The PCL framework introduces the Affinity-based Personalized Collaborative Learning (AffPCL) method, which employs distributed learning models with bias correction, utilizing the shared experiences of agents to ensure that the learning bias does not impede individual agent objectives. Importance correction further adjusts the central learning direction to maintain efficiency in the decentralized context.

Theoretical Insights

PCL introduces an affinity measure $\delta$ to quantify agent similarity and uses this measure to dynamically adjust collaboration intensity. This measure captures both objective similarities (via model parameters) and environmental similarities (via distributional differences). The method's theoretical backbone is a robust variance reduction technique that exploits these affinities to adjust learning rates dynamically, offering a seamless transition between federated and independent learning paradigms.

The theoretical contribution demonstrates that PCL can interpolate between these extremes, achieving linear federated speedup when agents are similar and defaulting to independent learning strategies when differences are stark.
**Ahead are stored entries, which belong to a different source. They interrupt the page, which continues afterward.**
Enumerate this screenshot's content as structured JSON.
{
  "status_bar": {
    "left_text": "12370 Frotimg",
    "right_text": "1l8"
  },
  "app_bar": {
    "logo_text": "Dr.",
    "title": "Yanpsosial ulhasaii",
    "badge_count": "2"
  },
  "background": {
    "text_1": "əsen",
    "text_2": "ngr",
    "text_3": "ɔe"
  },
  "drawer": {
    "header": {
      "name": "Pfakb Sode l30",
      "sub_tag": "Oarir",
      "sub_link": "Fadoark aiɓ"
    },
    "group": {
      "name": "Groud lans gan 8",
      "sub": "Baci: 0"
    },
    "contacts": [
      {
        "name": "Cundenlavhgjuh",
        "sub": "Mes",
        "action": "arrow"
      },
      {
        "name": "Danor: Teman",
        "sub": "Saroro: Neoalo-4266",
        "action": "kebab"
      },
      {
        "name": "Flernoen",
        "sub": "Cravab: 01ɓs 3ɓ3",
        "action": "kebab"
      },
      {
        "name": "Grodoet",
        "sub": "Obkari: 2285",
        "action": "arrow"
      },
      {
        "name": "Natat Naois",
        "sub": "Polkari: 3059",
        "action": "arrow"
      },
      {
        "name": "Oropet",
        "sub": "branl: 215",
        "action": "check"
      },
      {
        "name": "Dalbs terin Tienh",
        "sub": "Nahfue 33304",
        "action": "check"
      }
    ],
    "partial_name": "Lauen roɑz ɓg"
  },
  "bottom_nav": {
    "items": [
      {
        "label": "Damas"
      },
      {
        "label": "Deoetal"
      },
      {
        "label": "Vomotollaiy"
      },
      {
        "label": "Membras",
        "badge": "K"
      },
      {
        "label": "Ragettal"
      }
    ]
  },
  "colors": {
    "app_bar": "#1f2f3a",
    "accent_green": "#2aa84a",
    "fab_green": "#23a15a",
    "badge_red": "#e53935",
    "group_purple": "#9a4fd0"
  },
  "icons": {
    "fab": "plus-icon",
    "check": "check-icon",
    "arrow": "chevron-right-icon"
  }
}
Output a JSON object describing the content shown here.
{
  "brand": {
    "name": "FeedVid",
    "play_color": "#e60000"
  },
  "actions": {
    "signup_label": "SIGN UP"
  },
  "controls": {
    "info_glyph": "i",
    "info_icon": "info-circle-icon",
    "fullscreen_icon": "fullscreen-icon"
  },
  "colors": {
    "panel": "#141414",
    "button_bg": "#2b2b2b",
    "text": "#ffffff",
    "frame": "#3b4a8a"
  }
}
Figure 2: Over independent learning.

Empirical Results

Simulation results illustrate that PCL outperforms traditional federated learning (FedAvg) and independent learning in various heterogeneity settings, as highlighted in Figure 1. Notably, PCL achieves faster convergence with lower mean squared error (MSE) than the baseline methods across the spectra of agent heterogeneity levels. In highly heterogeneous environments, PCL's performance closely aligns with independent learning, validating its adaptive versatility.

Figure 3: Iso-performance contours of \PCL.
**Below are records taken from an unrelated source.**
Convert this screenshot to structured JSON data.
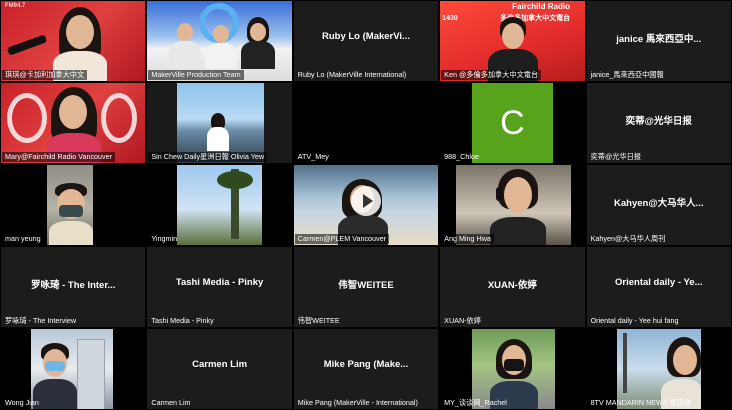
{
  "meeting": {
    "tiles": [
      {
        "label": "琪琪@卡加利加拿大中文",
        "center_name": ""
      },
      {
        "label": "MakerVille Production Team",
        "center_name": ""
      },
      {
        "label": "Ruby Lo (MakerVille International)",
        "center_name": "Ruby Lo (MakerVi..."
      },
      {
        "label": "Ken @多倫多加拿大中文電台",
        "center_name": "",
        "sign_top": "Fairchild Radio",
        "sign_num": "1430",
        "sign_cn": "多倫多加拿大中文電台"
      },
      {
        "label": "janice_馬來西亞中國報",
        "center_name": "janice 馬來西亞中..."
      },
      {
        "label": "Mary@Fairchild Radio Vancouver",
        "center_name": ""
      },
      {
        "label": "Sin Chew Daily星洲日報 Olivia Yew",
        "center_name": ""
      },
      {
        "label": "ATV_Mey",
        "center_name": ""
      },
      {
        "label": "988_Chloe",
        "center_name": "",
        "avatar_letter": "C"
      },
      {
        "label": "奕蒂@光华日报",
        "center_name": "奕蒂@光华日报"
      },
      {
        "label": "man yeung",
        "center_name": ""
      },
      {
        "label": "Yingmin",
        "center_name": ""
      },
      {
        "label": "Carmen@PLEM Vancouver",
        "center_name": ""
      },
      {
        "label": "Ang Ming Hwa",
        "center_name": ""
      },
      {
        "label": "Kahyen@大马华人周刊",
        "center_name": "Kahyen@大马华人..."
      },
      {
        "label": "罗咏琦 - The Interview",
        "center_name": "罗咏琦 - The Inter..."
      },
      {
        "label": "Tashi Media - Pinky",
        "center_name": "Tashi Media - Pinky"
      },
      {
        "label": "伟智WEITEE",
        "center_name": "伟智WEITEE"
      },
      {
        "label": "XUAN-依婷",
        "center_name": "XUAN-依婷"
      },
      {
        "label": "Oriental daily - Yee hui fang",
        "center_name": "Oriental daily - Ye..."
      },
      {
        "label": "Wong Jian",
        "center_name": ""
      },
      {
        "label": "Carmen Lim",
        "center_name": "Carmen Lim"
      },
      {
        "label": "Mike Pang (MakerVille - International)",
        "center_name": "Mike Pang (Make..."
      },
      {
        "label": "MY_谈谈网_Rachel",
        "center_name": ""
      },
      {
        "label": "8TV MANDARIN NEWS 张琼亦",
        "center_name": ""
      }
    ]
  }
}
Figure 3 demonstrates Iso-performance contours indicating that PCL achieves balanced performance by optimally distributing the learning workload according to agent affinities. This highlights the potential of PCL in dynamic agent networks where communication costs and agent capabilities vary significantly.

Conclusions and Implications

PCL offers a flexible, adaptive learning framework capable of harmonizing collaborative and personalized decision-making in multi-agent systems. Its ability to seamlessly transition between collaborative and independent operations based on real-time affinity measurements makes it suitable for applications requiring a high degree of personalization, such as customized recommendation systems, personalized medicine, and adaptive user interfaces in AI-driven applications.

Future research directions include investigating more complex communication structures, enhancing privacy and scalability, and extending the PCL framework to broader stochastic optimization problems. These advancements can further solidify PCL's role in advancing autonomous, intelligent multi-agent systems capable of efficiently leveraging collaboration without sacrificing individualized agent performance.